Mary et Max
Le 25/09/2009 à 19:01Par Kevin Prin
Névroses, dépression, solitude, mort, suicide, larmes, sexe et chocolat sont au programme de MARY ET MAX, grand prix du film d'animation à Annecy ex-aequo avec Coraline. Un menu chargé, inhabituel, et qui par la maîtrise de sa mise en scène et de son univers aboutit à un film unique, presque inconscient et osant à chaque instant ne laisser aucun compromis à son histoire d'amitié proche de nous. Une véritable surprise sortie de nulle part et donc indispensable !

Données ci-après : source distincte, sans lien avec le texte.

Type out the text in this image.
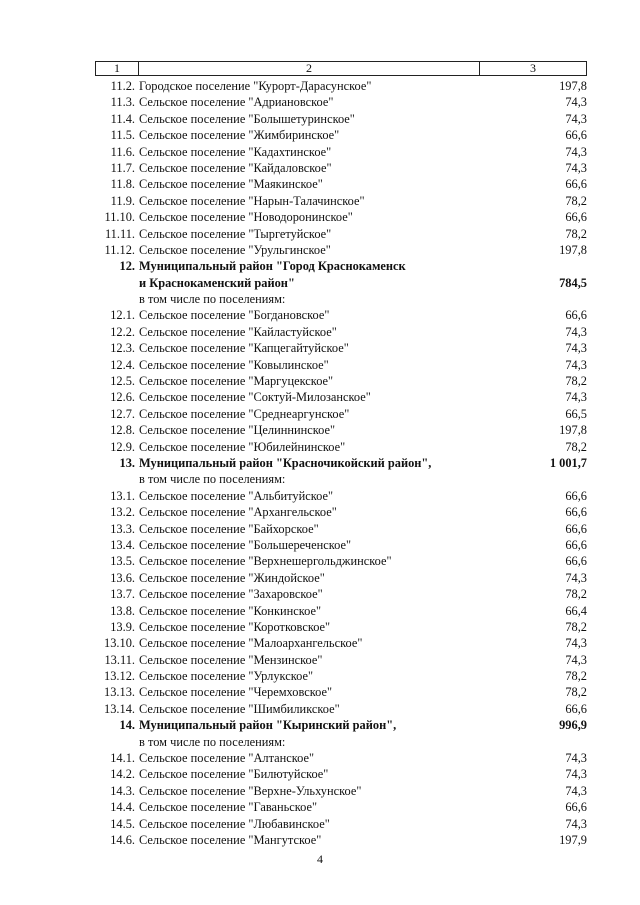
1	2	3
11.2. Городское поселение "Курорт-Дарасунское"	197,8
11.3. Сельское поселение "Адриановское"	74,3
11.4. Сельское поселение "Болышетуринское"	74,3
11.5. Сельское поселение "Жимбиринское"	66,6
11.6. Сельское поселение "Кадахтинское"	74,3
11.7. Сельское поселение "Кайдаловское"	74,3
11.8. Сельское поселение "Маякинское"	66,6
11.9. Сельское поселение "Нарын-Талачинское"	78,2
11.10. Сельское поселение "Новодоронинское"	66,6
11.11. Сельское поселение "Тыргетуйское"	78,2
11.12. Сельское поселение "Урульгинское"	197,8
12. Муниципальный район "Город Краснокаменск
и Краснокаменский район"	784,5
в том числе по поселениям:
12.1. Сельское поселение "Богдановское"	66,6
12.2. Сельское поселение "Кайластуйское"	74,3
12.3. Сельское поселение "Капцегайтуйское"	74,3
12.4. Сельское поселение "Ковылинское"	74,3
12.5. Сельское поселение "Маргуцекское"	78,2
12.6. Сельское поселение "Соктуй-Милозанское"	74,3
12.7. Сельское поселение "Среднеаргунское"	66,5
12.8. Сельское поселение "Целиннинское"	197,8
12.9. Сельское поселение "Юбилейнинское"	78,2
13. Муниципальный район "Красночикойский район",	1 001,7
в том числе по поселениям:
13.1. Сельское поселение "Альбитуйское"	66,6
13.2. Сельское поселение "Архангельское"	66,6
13.3. Сельское поселение "Байхорское"	66,6
13.4. Сельское поселение "Большереченское"	66,6
13.5. Сельское поселение "Верхнешергольджинское"	66,6
13.6. Сельское поселение "Жиндойское"	74,3
13.7. Сельское поселение "Захаровское"	78,2
13.8. Сельское поселение "Конкинское"	66,4
13.9. Сельское поселение "Коротковское"	78,2
13.10. Сельское поселение "Малоархангельское"	74,3
13.11. Сельское поселение "Мензинское"	74,3
13.12. Сельское поселение "Урлукское"	78,2
13.13. Сельское поселение "Черемховское"	78,2
13.14. Сельское поселение "Шимбиликское"	66,6
14. Муниципальный район "Кыринский район",	996,9
в том числе по поселениям:
14.1. Сельское поселение "Алтанское"	74,3
14.2. Сельское поселение "Билютуйское"	74,3
14.3. Сельское поселение "Верхне-Ульхунское"	74,3
14.4. Сельское поселение "Гаваньское"	66,6
14.5. Сельское поселение "Любавинское"	74,3
14.6. Сельское поселение "Мангутское"	197,9
4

Cela fait maintenant des années que Pixar montre la voie en réalisant des films d'animation pour enfants s'adressant de plus en plus aux adultes. Une recette idéale, issue de ce constat tout bête : les films d'animation qui nous ont marqué étant enfants comportaient des sujets que nous ne pouvions pas entièrement comprendre à l'époque, entraînant de ce fait une fascination encore plus profonde. Walt Disney l'avait compris puisque tous ses longs métrages ou cartoons suivaient cette règle, tandis que beaucoup d'autres ont suivi cette voie en appliquant cela intelligemment. Malheureusement cette pratique s'était un peu perdu sous le règne d'Eisner chez Disney et seule l'équipe de John Lasseter avait réussit à la remettre au goût du jour. Mais Mary et Max, le film qui nous intéresse aujourd'hui et qui n'a rien à voir avec Pixar, ne rentre pas dans cette catégorie. Mary et Max s'adresse aux adultes, uniquement aux adultes et seulement aux adultes. De là à le déconseiller aux enfants, il ne faut pas exagérer : nous ne sommes pas face à Fritz The Cat ou Metal Hurlant. Mais de là à affirmer qu'il s'agit de l'anti-Age de Glace par excellence, il n'y a qu'un pas que nous franchissons sans regarder derrière nous. Après, il en va de la responsabilité des parents : sont-ils prêts à risquer de décevoir leurs chérubins sur le moment tout en misant plus sur le long terme, sur les images et idées du film qui les marqueront à coup sûr, sur cette grande interrogation fascinante qui les marquera ? Souvent nos plus forts souvenirs de cinéphiles sont ceux-là.
Production australienne made in Icon (la boîte de Mel Gibson), ce premier film a de commun avec le récent Coraline qu'il représente tout ce que Tim Burton n'est plus aujourd'hui capable de nous proposer : mêler bizarreries et poésie avec intelligence et brio. Mais ici il s'agirait plus d'un autre Tim Burton que celui que nous avons connu, un Tim Burton qui aurait pris une direction beaucoup plus sombre juste après avoir réalisé son court-métrage culte Vincent (qui lança sa carrière). L'univers de Mary et Max est cru, sombre, réaliste, monochromatique. Tout part de l'histoire de deux personnages seuls. Mary est une petite fille australienne de 8 ans rejetée des enfants de son âge, dont le père est trop absent et dont la mère se soigne quotidiennement au Brandy. Max est un homme de 44 ans, anxieux, solitaire, vivant à New York et atteint de la maladie d'Asperger (forme d'autisme) lui provoquant diverses névroses et le rendant incapable de toute vie sociale. Les deux souffrent d'une solitude profonde et rêvent d'avoir au moins un ami. Nous sommes dans les années 70, le monde de Mary est brun et celui de Max est gris. Le hasard des évènements va faire que la petite fille, curieuse, va choisir le nom de Max au hasard dans un annuaire et va commencer à correspondre avec lui. Posant des questions d'enfants, autant sur le chocolat que sur le sexe, les lettres de Mary vont perturber Max, qui ne va pas se priver de lui répondre avec son regard très premier degré sur le monde qui l'entoure, le positionnant naturellement à hauteur d'enfant.
Et voici le miracle de Mary et Max : créer un véritable univers à partir de deux personnages pratiquement enfermés chez eux et qui vont juste s'écrire pendant 1h30 de film, les dialogues se résumant presque exclusivement à des voix-off. Un procédé maîtrisé avec brio, se partageant entre les lettres écrites et la description de la vie de tous les jours de ces personnages, le tout illustré par la vision graphique d'Adam Elliott, à la fois réalisateur mais aussi scénariste et designer. Le résultat surprend par ses nombreuses trouvailles graphiques, ses gags et son humour très noir, et séduit par cette absence totale de compromis. Jusqu'au boutiste de A à Z, Mary et Max recèle qui plus est un final en apothéose, d'une beauté noire qui confirme son statut d'œuvre sans concession et marquante.